CD47 Blockade Enhances Therapeutic Activity of TCR Mimic Antibodies to Ultra-Low Density Cancer Epitopes through Cytokine Feed Forward Mechanisms

INTRODUCTION

T Cell Receptor mimic (TCRm) antibodies to low-density peptide epitopes from undruggable intracellular proteins presented in the context of major histocompatibility (MHC) molecules are therapeutically effective in mouse models of human cancers. CD47 blockade by use of a high affinity SIRPα variant protein (CV1) has been shown to improve the effects of monoclonal antibodies to high-density antigens in tumor models by enhancement of antibody dependent cellular phagocytosis (ADCP). We asked if combination therapy with a TCRm antibody to Preferentially Expressed Antigen in Melanoma (PRAME) could enhance activity of both drugs in vitro and in vivo. Additionally, we explored the role of macrophage-secreted cytokines in the enhanced in vivo activity.

METHODS

We performed in vitro ADCP assays with human acute myeloid and acute lymphoid leukemia cell lines containing antigens of interest using the two agents alone and in combination. We performed therapy experiments in NSG mice using the same leukemia cell lines transformed with a luciferase vector and measured tumor burden through bioluminescent imaging. Survival was measured. We examined cell-surface expression of epitopes of interest and HLA on cell lines in vitro after incubation with IFNγ and TNFα using flow cytometry and performed in vitro ADCP assays with the leukemia cell lines after pretreatment with IFNγ.

RESULTS

CV1 and TCRm antibody showed additive effects in vitro with a statistically significant increase in phagocytosis in both antigen positive cell lines with combination therapy versus single agent therapy.

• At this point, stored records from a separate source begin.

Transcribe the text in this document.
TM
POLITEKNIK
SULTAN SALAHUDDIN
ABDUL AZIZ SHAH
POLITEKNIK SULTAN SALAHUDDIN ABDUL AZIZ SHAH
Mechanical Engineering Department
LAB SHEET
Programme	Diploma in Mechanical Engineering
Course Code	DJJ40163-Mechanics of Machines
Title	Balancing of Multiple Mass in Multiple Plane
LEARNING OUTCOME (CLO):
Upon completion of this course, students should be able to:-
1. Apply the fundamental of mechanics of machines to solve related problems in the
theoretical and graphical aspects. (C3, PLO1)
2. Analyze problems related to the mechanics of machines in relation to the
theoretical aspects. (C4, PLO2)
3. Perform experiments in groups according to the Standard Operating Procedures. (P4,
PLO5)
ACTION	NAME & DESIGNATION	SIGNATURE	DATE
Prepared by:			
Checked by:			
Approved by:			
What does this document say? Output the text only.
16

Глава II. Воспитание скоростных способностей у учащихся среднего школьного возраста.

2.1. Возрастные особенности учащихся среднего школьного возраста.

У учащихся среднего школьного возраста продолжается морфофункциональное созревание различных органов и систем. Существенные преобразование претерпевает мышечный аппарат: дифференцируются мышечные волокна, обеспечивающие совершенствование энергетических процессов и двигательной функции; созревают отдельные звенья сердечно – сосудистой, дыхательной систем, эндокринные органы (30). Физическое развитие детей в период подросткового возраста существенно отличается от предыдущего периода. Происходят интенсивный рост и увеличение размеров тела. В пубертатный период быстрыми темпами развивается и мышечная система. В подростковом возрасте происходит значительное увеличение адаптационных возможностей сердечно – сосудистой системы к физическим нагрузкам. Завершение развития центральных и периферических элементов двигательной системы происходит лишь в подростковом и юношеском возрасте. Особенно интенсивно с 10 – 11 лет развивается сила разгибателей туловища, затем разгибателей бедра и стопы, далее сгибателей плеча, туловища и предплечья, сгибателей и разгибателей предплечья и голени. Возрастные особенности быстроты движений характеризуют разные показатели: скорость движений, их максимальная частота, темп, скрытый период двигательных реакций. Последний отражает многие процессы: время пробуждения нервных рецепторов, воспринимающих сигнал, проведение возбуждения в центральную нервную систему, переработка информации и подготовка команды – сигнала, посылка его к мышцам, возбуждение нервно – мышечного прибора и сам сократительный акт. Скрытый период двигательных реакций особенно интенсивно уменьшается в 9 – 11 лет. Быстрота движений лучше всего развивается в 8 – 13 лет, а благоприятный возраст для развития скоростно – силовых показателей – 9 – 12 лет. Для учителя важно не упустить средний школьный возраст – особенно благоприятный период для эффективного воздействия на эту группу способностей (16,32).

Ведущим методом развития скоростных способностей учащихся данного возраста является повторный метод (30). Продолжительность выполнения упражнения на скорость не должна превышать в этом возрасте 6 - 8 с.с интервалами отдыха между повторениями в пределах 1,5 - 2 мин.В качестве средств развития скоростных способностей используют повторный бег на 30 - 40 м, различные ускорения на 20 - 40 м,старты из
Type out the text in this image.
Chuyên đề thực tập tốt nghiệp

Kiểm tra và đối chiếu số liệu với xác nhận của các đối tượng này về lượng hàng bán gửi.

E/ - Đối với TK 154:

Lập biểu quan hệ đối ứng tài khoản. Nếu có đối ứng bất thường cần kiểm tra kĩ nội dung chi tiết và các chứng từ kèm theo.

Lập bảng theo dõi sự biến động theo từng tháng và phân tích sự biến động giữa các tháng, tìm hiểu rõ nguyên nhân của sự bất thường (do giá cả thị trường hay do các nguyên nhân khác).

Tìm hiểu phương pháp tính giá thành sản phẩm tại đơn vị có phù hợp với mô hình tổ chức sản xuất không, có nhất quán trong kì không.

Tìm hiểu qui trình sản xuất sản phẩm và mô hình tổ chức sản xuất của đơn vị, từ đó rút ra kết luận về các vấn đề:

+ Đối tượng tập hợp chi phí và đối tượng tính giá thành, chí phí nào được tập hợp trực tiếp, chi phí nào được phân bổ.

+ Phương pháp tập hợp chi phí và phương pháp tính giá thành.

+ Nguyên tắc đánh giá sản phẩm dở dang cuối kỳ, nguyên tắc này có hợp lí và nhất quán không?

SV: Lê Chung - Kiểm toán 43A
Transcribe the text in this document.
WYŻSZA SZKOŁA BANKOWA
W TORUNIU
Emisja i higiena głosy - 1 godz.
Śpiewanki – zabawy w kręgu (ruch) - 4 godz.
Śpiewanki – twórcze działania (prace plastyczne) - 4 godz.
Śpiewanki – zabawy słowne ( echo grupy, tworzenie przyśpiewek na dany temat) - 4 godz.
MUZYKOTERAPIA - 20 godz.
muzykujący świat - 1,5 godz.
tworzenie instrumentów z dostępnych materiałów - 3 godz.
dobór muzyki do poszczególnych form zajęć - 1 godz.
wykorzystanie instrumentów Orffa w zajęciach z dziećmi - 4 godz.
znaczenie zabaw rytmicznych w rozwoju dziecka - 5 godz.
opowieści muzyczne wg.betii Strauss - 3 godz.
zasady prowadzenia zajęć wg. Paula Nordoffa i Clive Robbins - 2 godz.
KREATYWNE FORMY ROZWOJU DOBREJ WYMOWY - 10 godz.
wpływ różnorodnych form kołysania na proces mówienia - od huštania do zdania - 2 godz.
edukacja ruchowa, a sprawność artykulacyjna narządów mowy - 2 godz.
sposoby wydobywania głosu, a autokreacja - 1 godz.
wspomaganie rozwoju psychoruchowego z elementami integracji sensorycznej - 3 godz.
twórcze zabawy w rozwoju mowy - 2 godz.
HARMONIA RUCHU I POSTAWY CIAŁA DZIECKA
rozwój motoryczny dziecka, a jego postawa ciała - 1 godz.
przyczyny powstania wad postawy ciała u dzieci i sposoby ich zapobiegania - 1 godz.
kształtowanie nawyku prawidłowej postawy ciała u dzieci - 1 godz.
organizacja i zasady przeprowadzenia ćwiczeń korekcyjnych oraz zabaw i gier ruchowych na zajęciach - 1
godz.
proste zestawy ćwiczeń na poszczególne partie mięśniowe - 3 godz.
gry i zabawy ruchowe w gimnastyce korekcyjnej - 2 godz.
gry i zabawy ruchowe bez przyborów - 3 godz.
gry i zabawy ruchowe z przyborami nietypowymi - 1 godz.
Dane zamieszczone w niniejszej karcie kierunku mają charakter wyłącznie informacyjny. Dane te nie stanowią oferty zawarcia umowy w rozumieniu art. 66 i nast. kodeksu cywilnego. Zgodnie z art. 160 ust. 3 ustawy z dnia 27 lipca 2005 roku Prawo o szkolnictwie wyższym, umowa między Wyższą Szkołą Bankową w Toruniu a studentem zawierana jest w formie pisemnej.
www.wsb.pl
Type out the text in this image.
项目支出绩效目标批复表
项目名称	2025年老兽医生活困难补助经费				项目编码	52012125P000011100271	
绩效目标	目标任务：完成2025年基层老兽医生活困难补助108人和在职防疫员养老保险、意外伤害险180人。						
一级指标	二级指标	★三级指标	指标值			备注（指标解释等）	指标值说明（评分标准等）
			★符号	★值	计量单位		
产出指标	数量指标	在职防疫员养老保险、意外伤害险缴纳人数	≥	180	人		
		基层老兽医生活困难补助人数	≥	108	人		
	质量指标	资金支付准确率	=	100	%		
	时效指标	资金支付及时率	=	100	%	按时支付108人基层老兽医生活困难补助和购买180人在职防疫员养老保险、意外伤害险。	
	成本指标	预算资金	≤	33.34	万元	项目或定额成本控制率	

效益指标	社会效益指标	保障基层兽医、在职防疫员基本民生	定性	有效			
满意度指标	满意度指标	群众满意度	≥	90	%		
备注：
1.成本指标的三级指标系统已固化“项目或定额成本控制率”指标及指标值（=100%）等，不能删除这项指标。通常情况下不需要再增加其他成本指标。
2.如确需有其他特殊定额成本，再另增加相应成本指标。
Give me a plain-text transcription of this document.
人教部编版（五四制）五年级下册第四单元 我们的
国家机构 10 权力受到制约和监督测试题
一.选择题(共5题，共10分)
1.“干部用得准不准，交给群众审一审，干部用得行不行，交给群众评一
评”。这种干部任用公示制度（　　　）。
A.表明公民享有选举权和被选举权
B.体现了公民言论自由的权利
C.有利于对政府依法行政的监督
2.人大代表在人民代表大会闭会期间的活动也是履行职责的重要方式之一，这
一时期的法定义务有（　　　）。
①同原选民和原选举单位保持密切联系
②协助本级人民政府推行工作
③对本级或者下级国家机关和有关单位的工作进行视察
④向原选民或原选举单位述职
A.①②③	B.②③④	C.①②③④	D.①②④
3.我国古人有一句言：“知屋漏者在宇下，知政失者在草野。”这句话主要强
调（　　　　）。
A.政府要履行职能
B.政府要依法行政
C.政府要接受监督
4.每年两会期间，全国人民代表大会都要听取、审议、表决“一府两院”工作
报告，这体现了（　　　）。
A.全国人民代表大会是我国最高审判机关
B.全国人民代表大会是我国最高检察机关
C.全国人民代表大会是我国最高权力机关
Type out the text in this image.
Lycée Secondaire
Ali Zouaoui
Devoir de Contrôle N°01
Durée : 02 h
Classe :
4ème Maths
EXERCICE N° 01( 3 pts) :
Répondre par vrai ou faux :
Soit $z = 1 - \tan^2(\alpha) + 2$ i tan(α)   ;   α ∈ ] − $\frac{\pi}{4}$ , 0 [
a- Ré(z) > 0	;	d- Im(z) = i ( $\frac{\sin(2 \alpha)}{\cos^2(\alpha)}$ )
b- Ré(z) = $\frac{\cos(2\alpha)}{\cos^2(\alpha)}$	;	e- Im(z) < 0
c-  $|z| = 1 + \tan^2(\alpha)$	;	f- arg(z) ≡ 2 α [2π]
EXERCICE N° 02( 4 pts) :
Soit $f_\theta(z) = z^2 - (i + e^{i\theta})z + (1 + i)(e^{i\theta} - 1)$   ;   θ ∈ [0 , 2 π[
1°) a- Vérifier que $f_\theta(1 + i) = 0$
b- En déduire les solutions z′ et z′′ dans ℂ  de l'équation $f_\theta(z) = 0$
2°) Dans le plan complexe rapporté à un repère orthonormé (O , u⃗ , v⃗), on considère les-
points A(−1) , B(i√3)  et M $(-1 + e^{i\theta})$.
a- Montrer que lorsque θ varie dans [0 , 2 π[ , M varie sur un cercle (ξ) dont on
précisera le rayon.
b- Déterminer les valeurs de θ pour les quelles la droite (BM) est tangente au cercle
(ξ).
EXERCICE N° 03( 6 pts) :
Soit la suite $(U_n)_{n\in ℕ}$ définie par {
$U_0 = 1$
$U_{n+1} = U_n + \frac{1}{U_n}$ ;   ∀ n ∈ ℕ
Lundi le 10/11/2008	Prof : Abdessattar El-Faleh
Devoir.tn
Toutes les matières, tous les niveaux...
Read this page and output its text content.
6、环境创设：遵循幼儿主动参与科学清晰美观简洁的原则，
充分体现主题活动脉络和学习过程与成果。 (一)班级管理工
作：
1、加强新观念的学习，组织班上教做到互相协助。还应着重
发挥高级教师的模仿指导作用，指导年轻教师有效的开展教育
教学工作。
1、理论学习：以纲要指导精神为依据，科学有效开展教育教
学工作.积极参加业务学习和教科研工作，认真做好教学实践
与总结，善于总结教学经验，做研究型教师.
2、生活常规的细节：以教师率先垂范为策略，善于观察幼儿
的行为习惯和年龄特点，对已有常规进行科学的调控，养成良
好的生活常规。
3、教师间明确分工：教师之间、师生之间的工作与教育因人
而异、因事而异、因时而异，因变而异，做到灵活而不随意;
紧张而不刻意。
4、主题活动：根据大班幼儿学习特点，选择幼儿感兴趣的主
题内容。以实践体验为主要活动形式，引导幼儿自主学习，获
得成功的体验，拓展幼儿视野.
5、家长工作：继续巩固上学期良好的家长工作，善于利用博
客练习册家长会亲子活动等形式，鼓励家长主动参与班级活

CV1 and TCRm antibody showed greater than additive therapeutic effects in vivo with a 3-log reduction in leukemia burden relative to control untreated mice and a 5-10 fold reduction relative to single agent groups. After therapy was stopped, mice treated with the combination had statistically significant increases in survival (p<0.0001). IFNγ and TNFα led to up-regulation of cell surface HLA-A*02:01. Additionally, the cytokines led to up-regulation of the PRAME derived epitope of interest. Pretreatment of human leukemia cell lines with IFNγ led to statistically significant increases in ADCP in vitro.

CONCLUSIONS

The elimination of anti-phagocytic signal produced by CD47 blockade with the high affinity SIRPα variant CV1, combined with the pro-phagocytic signal of Fc receptor engaging TCRm was effective even with an ultra-low density epitope (700-3000 sites per cell) in vitro and in vivo. A greater than additive effect was seen in two tumor models. These results support the potency of this drug combination. The large enhancement in activity in vivo vs. in vitro may be explained by macrophage-released cytokines leading to increased presentation of epitopes of interest and increased tumor kill.